To itself. Rather, rotation is about how the components of the rotating object - stars and galaxies rather than atoms, in this case - move relative to each other.

And given that the entire universe is almost certainly larger than the observable universe we can actually see, the answer might be “relative to the rest of the universe”

Not true because we don’t feel the rotation.
-Flat Earther

Is it possible this is localize to, say, the observable universe? Like how galaxies spin.

Unless I’m missing some subtle nuance, this sounds totally silly to me. Anything that’s spinning must, by definition, be rotating around some central point. But the whole premise of the Big Bang theory is that the universe has no center. Galaxies spin, sure, but they spin around a distinct center point that usually (always?) contains a supermassive black hole. What center point is the universe spinning around?

I don’t know, I feel dizzy all the time. I think this might be why.

I may be wrong, but I got the impression from another article on this topic that, it is the objects in the universe (galaxies etc) that are tending to rotate in the same direction. If not then yes, I agree it does not seem to make sense that the universe as a whole is rotating.

This statement is only true for a single solid body. Rotation is more complicated for a set of solids or fluids in general. A simple example: imagine a room full of spinning tops. Each top is spinning at some particular speed, either clockwise or not, but not moving otherwise. The total angular momentum of the tops is unlikely to be zero. Thus the total spin of the set of tops is not zero, yet there is no central axis.

I just skimmed through the actual paper Can rotation solve the Hubble Puzzle? and it looks like they’re using fluid models to estimate the angular momentum of the observable universe. It’s not zero.

Yep.

Thank you to both of the above for the clarification. So to summarize my understanding:

Q: Is the universe spinning?

A: No. The concept makes no sense, and the headline in Popular Science is stupid.

Q: Does the universe possess an angular momentum?

A: Maybe.

Didn’t Gödel prove that a universe with a net nonzero angular momentum contains closed timelike curves? I.e., time travel?

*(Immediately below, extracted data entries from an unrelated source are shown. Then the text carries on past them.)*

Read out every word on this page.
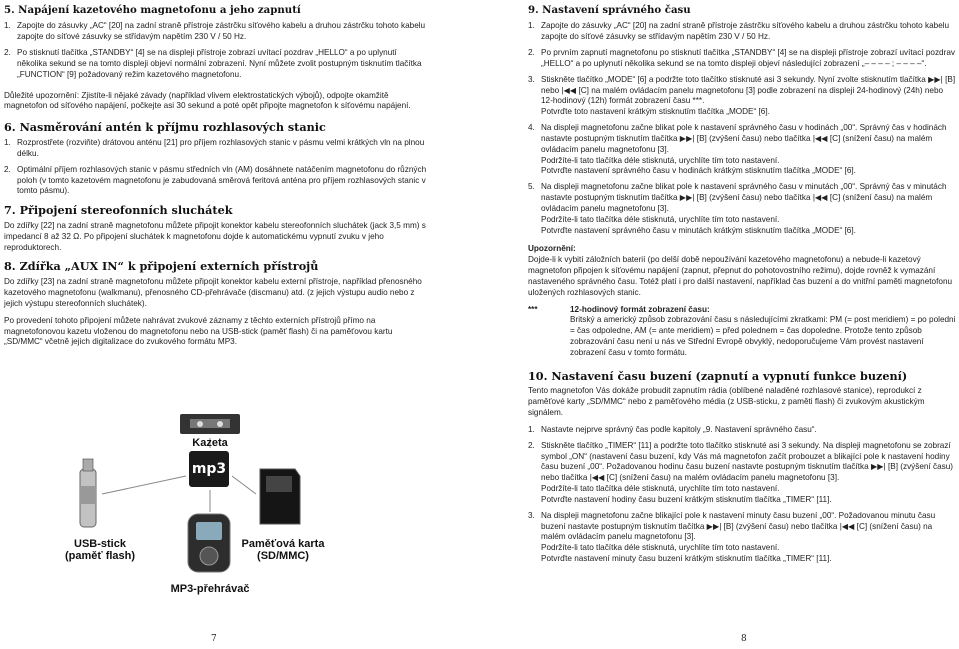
5. Napájení kazetového magnetofonu a jeho zapnutí
1. Zapojte do zásuvky „AC“ [20] na zadní straně přístroje zástrčku síťového kabelu a druhou zástrčku tohoto kabelu zapojte do síťové zásuvky se střídavým napětím 230 V / 50 Hz.
2. Po stisknutí tlačítka „STANDBY“ [4] se na displeji přístroje zobrazí uvítací pozdrav „HELLO“ a po uplynutí několika sekund se na tomto displeji objeví normální zobrazení. Nyní můžete zvolit postupným tisknutím tlačítka „FUNCTION“ [9] požadovaný režim kazetového magnetofonu.

Důležité upozornění: Zjistíte-li nějaké závady (například vlivem elektrostatických výbojů), odpojte okamžitě magnetofon od síťového napájení, počkejte asi 30 sekund a poté opět připojte magnetofon k síťovému napájení.

6. Nasměrování antén k příjmu rozhlasových stanic
1. Rozprostřete (rozviňte) drátovou anténu [21] pro příjem rozhlasových stanic v pásmu velmi krátkých vln na plnou délku.
2. Optimální příjem rozhlasových stanic v pásmu středních vln (AM) dosáhnete natáčením magnetofonu do různých poloh (v tomto kazetovém magnetofonu je zabudovaná směrová feritová anténa pro příjem rozhlasových stanic v tomto pásmu).
7. Připojení stereofonních sluchátek

Do zdířky [22] na zadní straně magnetofonu můžete připojit konektor kabelu stereofonních sluchátek (jack 3,5 mm) s impedancí 8 až 32 Ω. Po připojení sluchátek k magnetofonu dojde k automatickému vypnutí zvuku v jeho reproduktorech.

8. Zdířka „AUX IN“ k připojení externích přístrojů

Do zdířky [23] na zadní straně magnetofonu můžete připojit konektor kabelu externí přístroje, například přenosného kazetového magnetofonu (walkmanu), přenosného CD-přehrávače (discmanu) atd. (z jejich výstupu audio nebo z jejich výstupu stereofonních sluchátek).

Po provedení tohoto připojení můžete nahrávat zvukové záznamy z těchto externích přístrojů přímo na magnetofonovou kazetu vloženou do magnetofonu nebo na USB-stick (paměť flash) či na paměťovou kartu „SD/MMC“ včetně jejich digitalizace do zvukového formátu MP3.

Kazeta
mp3
USB-stick
(paměť flash)
Paměťová karta
(SD/MMC)
MP3-přehrávač
7
9. Nastavení správného času
1. Zapojte do zásuvky „AC“ [20] na zadní straně přístroje zástrčku síťového kabelu a druhou zástrčku tohoto kabelu zapojte do síťové zásuvky se střídavým napětím 230 V / 50 Hz.
2. Po prvním zapnutí magnetofonu po stisknutí tlačítka „STANDBY“ [4] se na displeji přístroje zobrazí uvítací pozdrav „HELLO“ a po uplynutí několika sekund se na tomto displeji objeví následující zobrazení „– – – – ; – – – –“.
3. Stiskněte tlačítko „MODE“ [6] a podržte toto tlačítko stisknuté asi 3 sekundy. Nyní zvolte stisknutím tlačítka ▶▶| [B] nebo |◀◀ [C] na malém ovládacím panelu magnetofonu [3] podle zobrazení na displeji 24-hodinový (24h) nebo 12-hodinový (12h) formát zobrazení času ***.
Potvrďte toto nastavení krátkým stisknutím tlačítka „MODE“ [6].
4. Na displeji magnetofonu začne blikat pole k nastavení správného času v hodinách „00“. Správný čas v hodinách nastavte postupným tisknutím tlačítka ▶▶| [B] (zvýšení času) nebo tlačítka |◀◀ [C] (snížení času) na malém ovládacím panelu magnetofonu [3].
Podržíte-li tato tlačítka déle stisknutá, urychlíte tím toto nastavení.
Potvrďte nastavení správného času v hodinách krátkým stisknutím tlačítka „MODE“ [6].
5. Na displeji magnetofonu začne blikat pole k nastavení správného času v minutách „00“. Správný čas v minutách nastavte postupným tisknutím tlačítka ▶▶| [B] (zvýšení času) nebo tlačítka |◀◀ [C] (snížení času) na malém ovládacím panelu magnetofonu [3].
Podržíte-li tato tlačítka déle stisknutá, urychlíte tím toto nastavení.
Potvrďte nastavení správného času v minutách krátkým stisknutím tlačítka „MODE“ [6].
Upozornění:

Dojde-li k vybití záložních baterií (po delší době nepoužívání kazetového magnetofonu) a nebude-li kazetový magnetofon připojen k síťovému napájení (zapnut, přepnut do pohotovostního režimu), dojde rovněž k vymazání nastaveného správného času. Totéž platí i pro další nastavení, například čas buzení a do vnitřní paměti magnetofonu uložených rozhlasových stanic.

***	12-hodinový formát zobrazení času:
Britský a americký způsob zobrazování času s následujícími zkratkami: PM (= post meridiem) = po poledni = čas odpoledne, AM (= ante meridiem) = před polednem = čas dopoledne. Protože tento způsob zobrazování času není u nás ve Střední Evropě obvyklý, nedoporučujeme Vám provést nastavení zobrazení času v tomto formátu.
10. Nastavení času buzení (zapnutí a vypnutí funkce buzení)

Tento magnetofon Vás dokáže probudit zapnutím rádia (oblíbené naladěné rozhlasové stanice), reprodukcí z paměťové karty „SD/MMC“ nebo z paměťového média (z USB-sticku, z paměti flash) či zvukovým akustickým signálem.

1. Nastavte nejprve správný čas podle kapitoly „9. Nastavení správného času“.
2. Stiskněte tlačítko „TIMER“ [11] a podržte toto tlačítko stisknuté asi 3 sekundy. Na displeji magnetofonu se zobrazí symbol „ON“ (nastavení času buzení, kdy Vás má magnetofon začít probouzet a blikající pole k nastavení hodiny času buzení „00“. Požadovanou hodinu času buzení nastavte postupným tisknutím tlačítka ▶▶| [B] (zvýšení času) nebo tlačítka |◀◀ [C] (snížení času) na malém ovládacím panelu magnetofonu [3].
Podržíte-li tato tlačítka déle stisknutá, urychlíte tím toto nastavení.
Potvrďte nastavení hodiny času buzení krátkým stisknutím tlačítka „TIMER“ [11].
3. Na displeji magnetofonu začne blikající pole k nastavení minuty času buzení „00“. Požadovanou minutu času buzení nastavte postupným tisknutím tlačítka ▶▶| [B] (zvýšení času) nebo tlačítka |◀◀ [C] (snížení času) na malém ovládacím panelu magnetofonu [3].
Podržíte-li tato tlačítka déle stisknutá, urychlíte tím toto nastavení.
Potvrďte nastavení minuty času buzení krátkým stisknutím tlačítka „TIMER“ [11].
8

Just what I was going to mention
Gödel metric - Wikipedia

My understanding is that it can contain closed timelike curves but they aren’t necessarily there,

From the paper linked in my post:

The required a minimal rotation is an order of magnitude larger than the maximal rotation avoiding closed time-like loops within the horizon.

So the authors believe their estimated rotation is too low to permit timelike curves.

Edit: I may be misreading them. Please don’t take my interpretation without confirming.

A spinning object implies that a point on the surface or volume orbits/rotates around some central point…which violates our current understanding of cosmology according to our present understanding of physics.

But let us put that aside for the time.

Rotating non-solid objects tend to have inner and outer layers rotate at different velocities, such as a gas giant planet, or a galaxy.

The only cosmic-scale motion I’m aware of is the accelerating expansion of our observable portion of the universe.

(Galactic-scale motion CAN have galaxies collide…but that is kind of like Brownian Motion in the greater order of things :wink: )

The hypothesized “Dark Flow” is another example of cosmic scale motion.

At any rate the observable universe is probably only a small portion of the entire universe, and it rotating around a center wouldn’t make that center point the center of the universe; just of the part we can see. We’d just be like tiny fish trapped in a whirlpool who can’t see outside of it and assuming the whole universe is spinning.

I’m wondering if there was in the early-ish days of the Universe that there were mega superclusters of galaxies that picked up some spin when the clusters were much closer. Such motion, as viewed today, might explain some of the peculiar velocities of clusters, the apparent great attractors and possibly even the spins seen in this new study.

This doesn’t mean that all such mega superclusters spin the same way.